There is, of course, another side of the story – from employers who worry about everything from wasted time on the Internet to confidentiality breaches and liability for what their employees do online. Such concerns have to be taken especially seriously in such highly regulated fields as finance and health care, says Nancy Flynn, a corporate consultant who heads the Ohio-based ePolicy Institute.
From a survey Flynn did this year with the American Management Association, she believes nearly half of U.S. employers have a policy banning visits to personal social networking or video sharing sites during work hours. Many also ban personal text messaging during working days.
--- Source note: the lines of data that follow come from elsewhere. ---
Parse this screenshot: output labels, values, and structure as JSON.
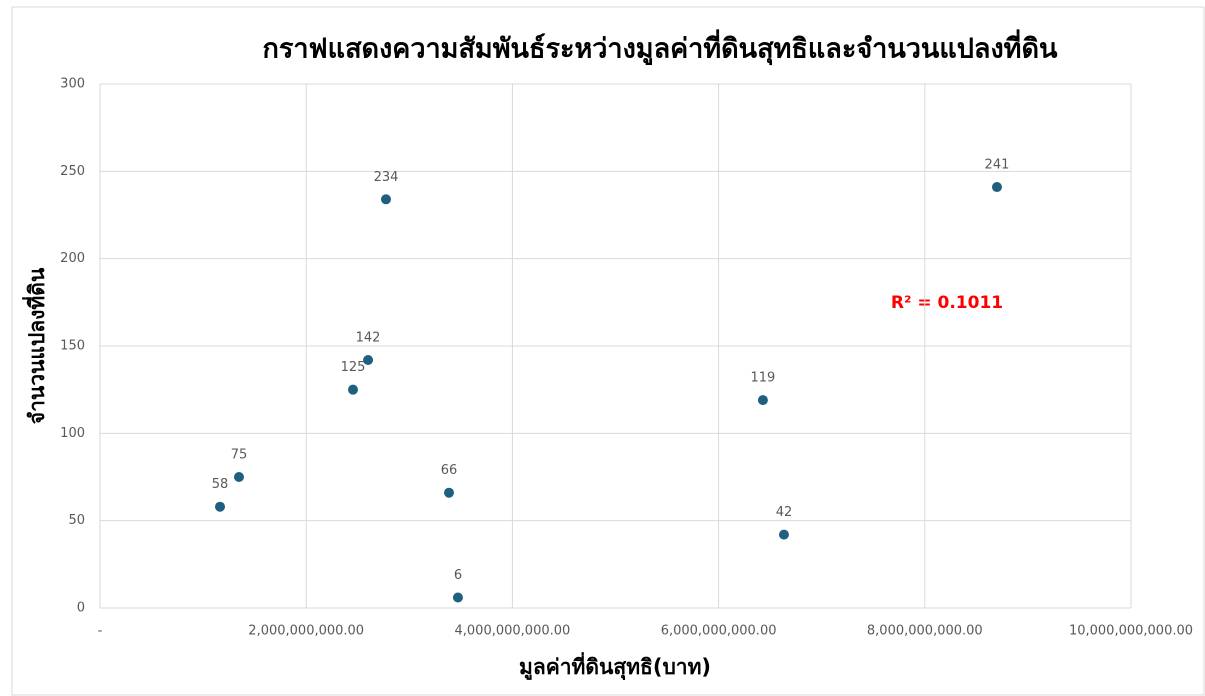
{
  "chart_data": {
    "type": "scatter",
    "title": "กราฟแสดงความสัมพันธ์ระหว่างมูลค่าที่ดินสุทธิและจำนวนแปลงที่ดิน",
    "x_label": "มูลค่าที่ดินสุทธิ(บาท)",
    "y_label": "จำนวนแปลงที่ดิน",
    "annotation": "R² = 0.1011",
    "series": [
      {
        "color": "#1f5f80",
        "x": [
          1164000000,
          1348000000,
          2454000000,
          2600000000,
          2774000000,
          3385000000,
          3472000000,
          6430000000,
          6634000000,
          8700000000
        ],
        "values": [
          58,
          75,
          125,
          142,
          234,
          66,
          6,
          119,
          42,
          241
        ]
      }
    ],
    "xlim": [
      0,
      10000000000
    ],
    "xticks": [
      {
        "value": 0,
        "label": "-"
      },
      {
        "value": 2000000000,
        "label": "2,000,000,000.00"
      },
      {
        "value": 4000000000,
        "label": "4,000,000,000.00"
      },
      {
        "value": 6000000000,
        "label": "6,000,000,000.00"
      },
      {
        "value": 8000000000,
        "label": "8,000,000,000.00"
      },
      {
        "value": 10000000000,
        "label": "10,000,000,000.00"
      }
    ],
    "ylim": [
      0,
      300
    ],
    "yticks": [
      0,
      50,
      100,
      150,
      200,
      250,
      300
    ],
    "grid": true
  }
}
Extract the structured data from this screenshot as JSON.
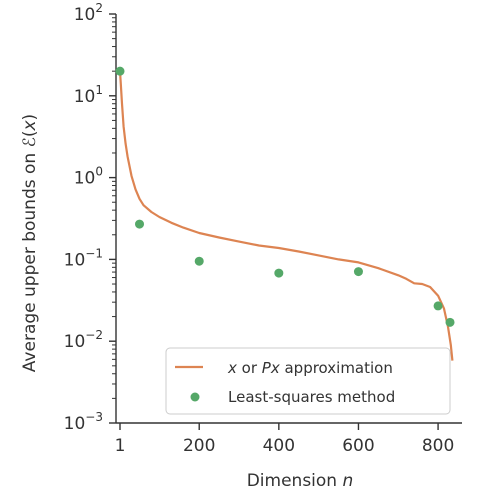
{
  "chart_data": {
    "type": "line",
    "xlabel": "Dimension n",
    "ylabel": "Average upper bounds on ℰ(x)",
    "xlim": [
      1,
      840
    ],
    "ylim": [
      0.001,
      100
    ],
    "yscale": "log",
    "grid": false,
    "legend_position": "bottom-right",
    "x_ticks": [
      {
        "value": 1,
        "label": "1"
      },
      {
        "value": 200,
        "label": "200"
      },
      {
        "value": 400,
        "label": "400"
      },
      {
        "value": 600,
        "label": "600"
      },
      {
        "value": 800,
        "label": "800"
      }
    ],
    "y_ticks": [
      {
        "value": 0.001,
        "base": "10",
        "exp": "−3"
      },
      {
        "value": 0.01,
        "base": "10",
        "exp": "−2"
      },
      {
        "value": 0.1,
        "base": "10",
        "exp": "−1"
      },
      {
        "value": 1,
        "base": "10",
        "exp": "0"
      },
      {
        "value": 10,
        "base": "10",
        "exp": "1"
      },
      {
        "value": 100,
        "base": "10",
        "exp": "2"
      }
    ],
    "series": [
      {
        "name": "x or Px approximation",
        "legend_parts": [
          {
            "text": "x",
            "italic": true
          },
          {
            "text": " or ",
            "italic": false
          },
          {
            "text": "Px",
            "italic": true
          },
          {
            "text": " approximation",
            "italic": false
          }
        ],
        "kind": "line",
        "color": "#dd8452",
        "x": [
          1,
          3,
          6,
          10,
          15,
          20,
          30,
          40,
          50,
          60,
          80,
          100,
          130,
          160,
          200,
          250,
          300,
          350,
          400,
          450,
          500,
          550,
          600,
          650,
          700,
          720,
          740,
          760,
          780,
          800,
          815,
          825,
          832,
          836
        ],
        "y": [
          20,
          14,
          8,
          4.2,
          2.6,
          1.8,
          1.05,
          0.72,
          0.55,
          0.46,
          0.38,
          0.33,
          0.28,
          0.245,
          0.21,
          0.185,
          0.165,
          0.148,
          0.138,
          0.125,
          0.112,
          0.1,
          0.092,
          0.078,
          0.064,
          0.058,
          0.051,
          0.05,
          0.046,
          0.036,
          0.025,
          0.015,
          0.009,
          0.0058
        ]
      },
      {
        "name": "Least-squares method",
        "kind": "scatter",
        "color": "#55a868",
        "x": [
          1,
          50,
          200,
          400,
          600,
          800,
          830
        ],
        "y": [
          20,
          0.27,
          0.095,
          0.068,
          0.071,
          0.027,
          0.017
        ]
      }
    ]
  }
}
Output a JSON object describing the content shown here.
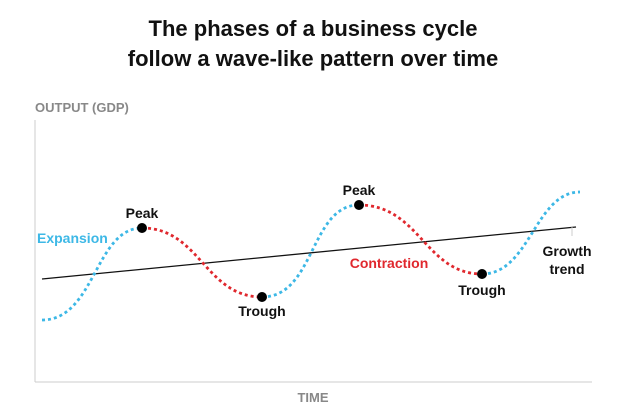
{
  "title": {
    "line1": "The phases of a business cycle",
    "line2": "follow a wave-like pattern over time"
  },
  "axes": {
    "y_label": "OUTPUT (GDP)",
    "x_label": "TIME"
  },
  "phases": {
    "expansion": "Expansion",
    "contraction": "Contraction"
  },
  "points": {
    "peak_1": "Peak",
    "trough_1": "Trough",
    "peak_2": "Peak",
    "trough_2": "Trough"
  },
  "trend": {
    "line1": "Growth",
    "line2": "trend"
  },
  "colors": {
    "expansion": "#3db8e6",
    "contraction": "#e0282e",
    "trend_line": "#111111",
    "axis": "#cccccc",
    "label_gray": "#888888",
    "text": "#111111"
  }
}
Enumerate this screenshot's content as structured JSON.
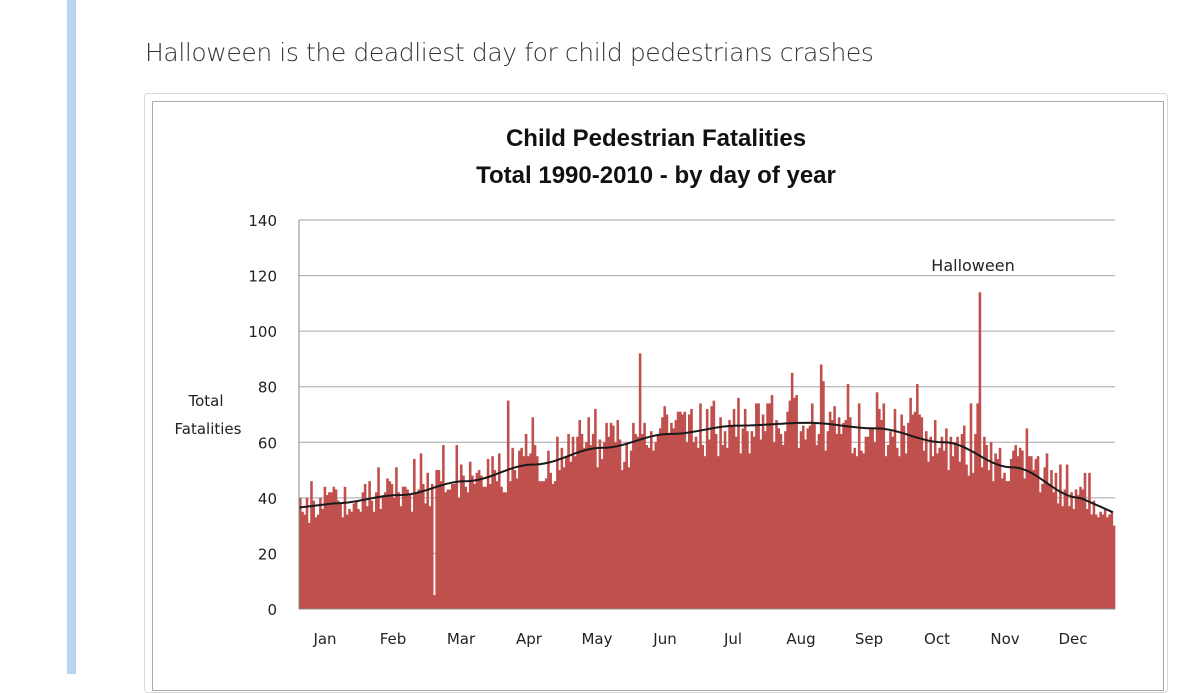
{
  "post": {
    "text": "Halloween is the deadliest day for child pedestrians crashes"
  },
  "colors": {
    "bar": "#c0504d",
    "trend": "#1a1a1a",
    "grid": "#a6a6a6",
    "accent": "#b8d4ee"
  },
  "chart_data": {
    "type": "bar",
    "title": "Child Pedestrian Fatalities",
    "subtitle": "Total 1990-2010 - by day of year",
    "ylabel_line1": "Total",
    "ylabel_line2": "Fatalities",
    "ylim": [
      0,
      140
    ],
    "yticks": [
      0,
      20,
      40,
      60,
      80,
      100,
      120,
      140
    ],
    "grid": true,
    "months": [
      "Jan",
      "Feb",
      "Mar",
      "Apr",
      "May",
      "Jun",
      "Jul",
      "Aug",
      "Sep",
      "Oct",
      "Nov",
      "Dec"
    ],
    "month_days": [
      31,
      28,
      31,
      30,
      31,
      30,
      31,
      31,
      30,
      31,
      30,
      31
    ],
    "annotation": {
      "label": "Halloween",
      "day": 304,
      "value": 114
    },
    "notable_days": [
      {
        "day": 60,
        "value": 5
      },
      {
        "day": 93,
        "value": 75
      },
      {
        "day": 152,
        "value": 92
      },
      {
        "day": 220,
        "value": 85
      },
      {
        "day": 304,
        "value": 114
      }
    ],
    "trend_monthly": [
      {
        "month": "Jan",
        "value": 38
      },
      {
        "month": "Feb",
        "value": 41
      },
      {
        "month": "Mar",
        "value": 46
      },
      {
        "month": "Apr",
        "value": 52
      },
      {
        "month": "May",
        "value": 58
      },
      {
        "month": "Jun",
        "value": 63
      },
      {
        "month": "Jul",
        "value": 66
      },
      {
        "month": "Aug",
        "value": 67
      },
      {
        "month": "Sep",
        "value": 65
      },
      {
        "month": "Oct",
        "value": 60
      },
      {
        "month": "Nov",
        "value": 51
      },
      {
        "month": "Dec",
        "value": 40
      }
    ]
  }
}
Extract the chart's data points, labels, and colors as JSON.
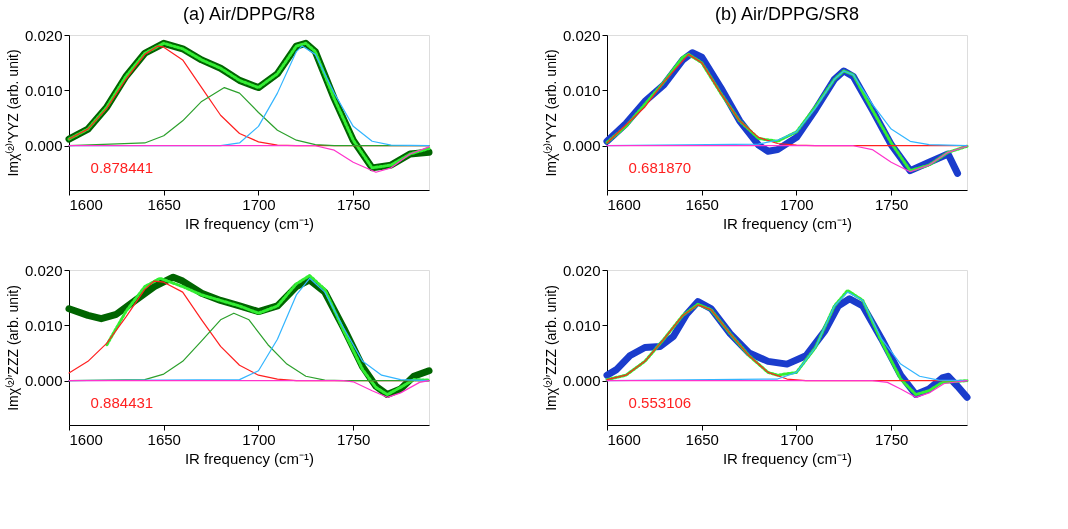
{
  "chart_data": [
    {
      "type": "line",
      "title": "(a) Air/DPPG/R8",
      "xlabel": "IR frequency (cm⁻¹)",
      "ylabel": "Imχ⁽²⁾′YYZ (arb. unit)",
      "xlim": [
        1600,
        1790
      ],
      "xticks": [
        1600,
        1650,
        1700,
        1750
      ],
      "ylim": [
        -0.008,
        0.02
      ],
      "yticks": [
        {
          "value": 0,
          "label": "0.000"
        },
        {
          "value": 0.01,
          "label": "0.010"
        },
        {
          "value": 0.02,
          "label": "0.020"
        }
      ],
      "grid": false,
      "marker": "none",
      "annotations": [
        "0.878441"
      ],
      "series": [
        {
          "color": "#006400",
          "line_style": "solid",
          "x": [
            1600,
            1610,
            1620,
            1630,
            1640,
            1650,
            1660,
            1670,
            1680,
            1690,
            1700,
            1710,
            1720,
            1725,
            1730,
            1740,
            1750,
            1760,
            1770,
            1780,
            1790
          ],
          "values": [
            0.0012,
            0.003,
            0.007,
            0.0125,
            0.0167,
            0.0185,
            0.0175,
            0.0155,
            0.014,
            0.0118,
            0.0105,
            0.013,
            0.018,
            0.0185,
            0.017,
            0.0085,
            0.001,
            -0.004,
            -0.0035,
            -0.0015,
            -0.0012
          ]
        },
        {
          "color": "#33ee33",
          "line_style": "dotted",
          "x": [
            1600,
            1610,
            1620,
            1630,
            1640,
            1650,
            1660,
            1670,
            1680,
            1690,
            1700,
            1710,
            1720,
            1725,
            1730,
            1740,
            1750,
            1760,
            1770,
            1780,
            1790
          ],
          "values": [
            0.0012,
            0.003,
            0.007,
            0.0125,
            0.0167,
            0.0185,
            0.0175,
            0.0155,
            0.014,
            0.0118,
            0.0105,
            0.013,
            0.018,
            0.0185,
            0.017,
            0.0085,
            0.001,
            -0.004,
            -0.0035,
            -0.0015,
            -0.0005
          ]
        },
        {
          "color": "#ff2020",
          "line_style": "solid",
          "x": [
            1600,
            1610,
            1620,
            1630,
            1640,
            1647,
            1650,
            1660,
            1670,
            1680,
            1690,
            1700,
            1710,
            1720,
            1790
          ],
          "values": [
            0.0012,
            0.003,
            0.0068,
            0.012,
            0.0165,
            0.018,
            0.0178,
            0.0155,
            0.0105,
            0.0055,
            0.0022,
            0.0007,
            0.0001,
            0,
            0
          ]
        },
        {
          "color": "#2ca02c",
          "line_style": "solid",
          "x": [
            1600,
            1640,
            1650,
            1660,
            1670,
            1682,
            1690,
            1700,
            1710,
            1720,
            1730,
            1740,
            1790
          ],
          "values": [
            0,
            0.0005,
            0.0018,
            0.0045,
            0.008,
            0.0105,
            0.0095,
            0.006,
            0.0028,
            0.001,
            0.0002,
            0,
            0
          ]
        },
        {
          "color": "#33b5ff",
          "line_style": "solid",
          "x": [
            1600,
            1680,
            1690,
            1700,
            1710,
            1720,
            1723,
            1730,
            1740,
            1750,
            1760,
            1770,
            1790
          ],
          "values": [
            0,
            0,
            0.0005,
            0.0035,
            0.0095,
            0.017,
            0.018,
            0.0165,
            0.0095,
            0.0035,
            0.0008,
            0.0001,
            0
          ]
        },
        {
          "color": "#ff33cc",
          "line_style": "solid",
          "x": [
            1600,
            1730,
            1740,
            1750,
            1762,
            1770,
            1780,
            1790
          ],
          "values": [
            0,
            0,
            -0.0008,
            -0.003,
            -0.0048,
            -0.004,
            -0.0015,
            -0.0002
          ]
        }
      ]
    },
    {
      "type": "line",
      "title": "(b) Air/DPPG/SR8",
      "xlabel": "IR frequency (cm⁻¹)",
      "ylabel": "Imχ⁽²⁾′YYZ (arb. unit)",
      "xlim": [
        1600,
        1790
      ],
      "xticks": [
        1600,
        1650,
        1700,
        1750
      ],
      "ylim": [
        -0.008,
        0.02
      ],
      "yticks": [
        {
          "value": 0,
          "label": "0.000"
        },
        {
          "value": 0.01,
          "label": "0.010"
        },
        {
          "value": 0.02,
          "label": "0.020"
        }
      ],
      "grid": false,
      "marker": "none",
      "annotations": [
        "0.681870"
      ],
      "series": [
        {
          "color": "#1a3ccc",
          "line_style": "solid",
          "x": [
            1600,
            1610,
            1620,
            1630,
            1640,
            1645,
            1650,
            1660,
            1670,
            1680,
            1685,
            1690,
            1700,
            1710,
            1720,
            1725,
            1730,
            1740,
            1750,
            1760,
            1770,
            1780,
            1785
          ],
          "values": [
            0.0008,
            0.004,
            0.008,
            0.011,
            0.0155,
            0.0168,
            0.016,
            0.0105,
            0.0045,
            0.0001,
            -0.001,
            -0.0007,
            0.0015,
            0.0065,
            0.012,
            0.0135,
            0.0125,
            0.0065,
            0.0002,
            -0.0045,
            -0.003,
            -0.0015,
            -0.005
          ]
        },
        {
          "color": "#33ee33",
          "line_style": "dotted",
          "x": [
            1600,
            1610,
            1620,
            1630,
            1640,
            1643,
            1650,
            1660,
            1670,
            1680,
            1690,
            1700,
            1710,
            1720,
            1725,
            1730,
            1740,
            1750,
            1760,
            1770,
            1780,
            1790
          ],
          "values": [
            0.0006,
            0.0035,
            0.0075,
            0.0115,
            0.016,
            0.0165,
            0.015,
            0.0095,
            0.0045,
            0.0013,
            0.0008,
            0.0025,
            0.007,
            0.012,
            0.0135,
            0.0128,
            0.0065,
            0.0005,
            -0.0045,
            -0.0035,
            -0.0012,
            -0.0001
          ]
        },
        {
          "color": "#ff2020",
          "line_style": "solid",
          "x": [
            1600,
            1620,
            1630,
            1643,
            1650,
            1660,
            1670,
            1680,
            1690,
            1700,
            1710,
            1790
          ],
          "values": [
            0.0005,
            0.007,
            0.0115,
            0.0165,
            0.015,
            0.0095,
            0.0045,
            0.0015,
            0.0004,
            0.0001,
            0,
            0
          ]
        },
        {
          "color": "#33b5ff",
          "line_style": "solid",
          "x": [
            1600,
            1680,
            1690,
            1700,
            1710,
            1720,
            1725,
            1730,
            1740,
            1750,
            1760,
            1770,
            1790
          ],
          "values": [
            0,
            0.0003,
            0.001,
            0.0025,
            0.0068,
            0.012,
            0.0135,
            0.0128,
            0.0075,
            0.003,
            0.0008,
            0.0002,
            0
          ]
        },
        {
          "color": "#ff33cc",
          "line_style": "solid",
          "x": [
            1600,
            1730,
            1740,
            1750,
            1760,
            1770,
            1780,
            1790
          ],
          "values": [
            0,
            0,
            -0.0007,
            -0.003,
            -0.0047,
            -0.0035,
            -0.0012,
            -0.0001
          ]
        }
      ]
    },
    {
      "type": "line",
      "xlabel": "IR frequency (cm⁻¹)",
      "ylabel": "Imχ⁽²⁾′ZZZ (arb. unit)",
      "xlim": [
        1600,
        1790
      ],
      "xticks": [
        1600,
        1650,
        1700,
        1750
      ],
      "ylim": [
        -0.008,
        0.02
      ],
      "yticks": [
        {
          "value": 0,
          "label": "0.000"
        },
        {
          "value": 0.01,
          "label": "0.010"
        },
        {
          "value": 0.02,
          "label": "0.020"
        }
      ],
      "grid": false,
      "marker": "none",
      "annotations": [
        "0.884431"
      ],
      "series": [
        {
          "color": "#006400",
          "line_style": "solid",
          "x": [
            1600,
            1610,
            1617,
            1625,
            1635,
            1645,
            1655,
            1660,
            1670,
            1680,
            1690,
            1700,
            1710,
            1720,
            1727,
            1735,
            1745,
            1755,
            1762,
            1768,
            1775,
            1782,
            1790
          ],
          "values": [
            0.013,
            0.0118,
            0.0112,
            0.012,
            0.0145,
            0.017,
            0.0187,
            0.018,
            0.0158,
            0.0145,
            0.0135,
            0.0125,
            0.0135,
            0.017,
            0.0182,
            0.016,
            0.0095,
            0.0025,
            -0.001,
            -0.0025,
            -0.0015,
            0.0008,
            0.0018
          ]
        },
        {
          "color": "#33ee33",
          "line_style": "dotted",
          "x": [
            1620,
            1630,
            1640,
            1648,
            1660,
            1670,
            1680,
            1690,
            1700,
            1710,
            1720,
            1727,
            1735,
            1745,
            1755,
            1762,
            1768,
            1775,
            1782,
            1790
          ],
          "values": [
            0.0065,
            0.0125,
            0.017,
            0.0185,
            0.017,
            0.0155,
            0.0145,
            0.0135,
            0.0122,
            0.0135,
            0.0175,
            0.019,
            0.0165,
            0.009,
            0.002,
            -0.0012,
            -0.0025,
            -0.0012,
            0.0002,
            0.0001
          ]
        },
        {
          "color": "#ff2020",
          "line_style": "solid",
          "x": [
            1600,
            1610,
            1620,
            1630,
            1640,
            1645,
            1650,
            1660,
            1670,
            1680,
            1690,
            1700,
            1710,
            1720,
            1790
          ],
          "values": [
            0.0014,
            0.0035,
            0.0068,
            0.0115,
            0.0165,
            0.018,
            0.0178,
            0.016,
            0.011,
            0.0062,
            0.0028,
            0.001,
            0.0003,
            0,
            0
          ]
        },
        {
          "color": "#2ca02c",
          "line_style": "solid",
          "x": [
            1600,
            1640,
            1650,
            1660,
            1670,
            1680,
            1687,
            1695,
            1705,
            1715,
            1725,
            1735,
            1745,
            1790
          ],
          "values": [
            0,
            0.0002,
            0.0012,
            0.0035,
            0.0072,
            0.011,
            0.0122,
            0.011,
            0.0065,
            0.003,
            0.0008,
            0.0001,
            0,
            0
          ]
        },
        {
          "color": "#33b5ff",
          "line_style": "solid",
          "x": [
            1600,
            1690,
            1700,
            1710,
            1720,
            1727,
            1735,
            1745,
            1755,
            1765,
            1775,
            1790
          ],
          "values": [
            0,
            0.0002,
            0.0018,
            0.0075,
            0.0155,
            0.0185,
            0.016,
            0.0095,
            0.0035,
            0.001,
            0.0002,
            0
          ]
        },
        {
          "color": "#ff33cc",
          "line_style": "solid",
          "x": [
            1600,
            1745,
            1750,
            1760,
            1768,
            1775,
            1785,
            1790
          ],
          "values": [
            0,
            0,
            -0.0002,
            -0.0018,
            -0.003,
            -0.0022,
            -0.0003,
            0
          ]
        }
      ]
    },
    {
      "type": "line",
      "xlabel": "IR frequency (cm⁻¹)",
      "ylabel": "Imχ⁽²⁾′ZZZ (arb. unit)",
      "xlim": [
        1600,
        1790
      ],
      "xticks": [
        1600,
        1650,
        1700,
        1750
      ],
      "ylim": [
        -0.008,
        0.02
      ],
      "yticks": [
        {
          "value": 0,
          "label": "0.000"
        },
        {
          "value": 0.01,
          "label": "0.010"
        },
        {
          "value": 0.02,
          "label": "0.020"
        }
      ],
      "grid": false,
      "marker": "none",
      "annotations": [
        "0.553106"
      ],
      "series": [
        {
          "color": "#1a3ccc",
          "line_style": "solid",
          "x": [
            1600,
            1605,
            1612,
            1620,
            1628,
            1635,
            1642,
            1648,
            1655,
            1665,
            1675,
            1685,
            1695,
            1705,
            1715,
            1722,
            1728,
            1735,
            1745,
            1755,
            1763,
            1770,
            1777,
            1780,
            1785,
            1790
          ],
          "values": [
            0.001,
            0.002,
            0.0045,
            0.006,
            0.0062,
            0.008,
            0.012,
            0.0143,
            0.013,
            0.0085,
            0.005,
            0.0035,
            0.003,
            0.0045,
            0.009,
            0.0135,
            0.0148,
            0.0135,
            0.0075,
            0.001,
            -0.0025,
            -0.0015,
            0.0005,
            0.0008,
            -0.001,
            -0.003
          ]
        },
        {
          "color": "#33ee33",
          "line_style": "dotted",
          "x": [
            1600,
            1610,
            1620,
            1630,
            1640,
            1648,
            1655,
            1665,
            1675,
            1685,
            1690,
            1700,
            1710,
            1720,
            1727,
            1735,
            1745,
            1755,
            1763,
            1770,
            1777,
            1790
          ],
          "values": [
            0.0002,
            0.001,
            0.0035,
            0.0075,
            0.0118,
            0.0138,
            0.0128,
            0.0085,
            0.0045,
            0.0015,
            0.001,
            0.0015,
            0.006,
            0.0135,
            0.0163,
            0.0145,
            0.007,
            0.0003,
            -0.0025,
            -0.0018,
            -0.0003,
            0
          ]
        },
        {
          "color": "#ff2020",
          "line_style": "solid",
          "x": [
            1600,
            1610,
            1620,
            1630,
            1640,
            1648,
            1655,
            1665,
            1675,
            1685,
            1695,
            1705,
            1790
          ],
          "values": [
            0.0002,
            0.001,
            0.0035,
            0.0075,
            0.0118,
            0.0137,
            0.0128,
            0.0085,
            0.0045,
            0.0015,
            0.0003,
            0,
            0
          ]
        },
        {
          "color": "#33b5ff",
          "line_style": "solid",
          "x": [
            1600,
            1690,
            1700,
            1710,
            1720,
            1727,
            1735,
            1745,
            1755,
            1765,
            1775,
            1790
          ],
          "values": [
            0,
            0.0003,
            0.0015,
            0.006,
            0.0135,
            0.016,
            0.0145,
            0.0075,
            0.003,
            0.0008,
            0.0001,
            0
          ]
        },
        {
          "color": "#ff33cc",
          "line_style": "solid",
          "x": [
            1600,
            1740,
            1748,
            1755,
            1763,
            1770,
            1778,
            1790
          ],
          "values": [
            0,
            0,
            -0.0003,
            -0.0015,
            -0.003,
            -0.0022,
            -0.0005,
            0
          ]
        }
      ]
    }
  ]
}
Flynn notes that the rising popularity of BlackBerrys, iPhones and other devices with Web access and messaging have made it much trickier to enforce what’s being done on work time, particularly on an employee’s personal phone. Or often the staff uses unapproved software applications to bypass the blocks.
As a result, more employers are experimenting with opening access.
That’s what Joe Dwyer decided to do when he started Chicago-based Brill Street & Co., a jobs site for young professionals. He lets his employees use social networking and has found that, while they might spend time chatting up their friends, sometimes they’re asking those same friends for advice for a work problem or looking for useful contacts.
“So what seems unproductive can be very productive,” Dwyer says.
Kraft Foods Inc. recently opened access to everything from YouTube to Facebook and Hotmail, with the caveat that personal use be reasonable and never interfere with job activities.
Broadening access does, of course, mean some employees will cross lines they aren’t supposed to.
Sapphire Technologies LP, an information-technology staffing firm based in Massachusetts, started allowing employees to use most Internet sites two years ago, because recruiters for the company were going on Facebook to find talent.
Martin Perry, the company’s chief information officer, says managers occasionally have to give employees a “slap on the wrist” for watching sports on streaming video or downloading movies on iTunes. And he says older managers sometimes raise eyebrows at their younger counterparts’ online judgment.
“If you saw some of the pictures that they’ve uploaded, even to our internal directory, you’d question the maturity,” Perry says.
It’s the price a company has to pay, he says, for attracting top young talent that’s willing to work at any hour.
“Banning the Internet during work hours would be myopic on our part,” Perry says.
But that also means many companies are still figuring out their online policies and how to deal with the blurring lines between work and personal time – including social networking, even with the boss.
“I think over time, an open embrace of these tools can become like an awkward hug,” says Mary Madden, a senior research specialist at the Pew Internet & American Life Project. “It can get very messy.”
One option is for companies to allow access to certain sites but limit what employees can do there. For instance, Palo Alto Networks, a computer security company, recently helped a pharmaceutical company and a furniture maker open up social networking for some employees, but limited such options as file-sharing, largely so that sensitive information isn’t transferred, even accidentally.
“Wide-open Internet access is the risky approach,” says Chris King, Palo Alto Networks’ director of product marketing. However, “fully closed is increasingly untenable for cultural reasons and business reasons.”
Flynn, at the ePolicy Institute, says it’s important that employers have a clear online policy and then explain it. She believes not enough employers have conducted formal training on such matters as online liability and confidentiality.
Meantime, her advice to any employee is this: “Don’t start blogging. Don’t start tweeting. Don’t even start e-mailing until you read the company policy.”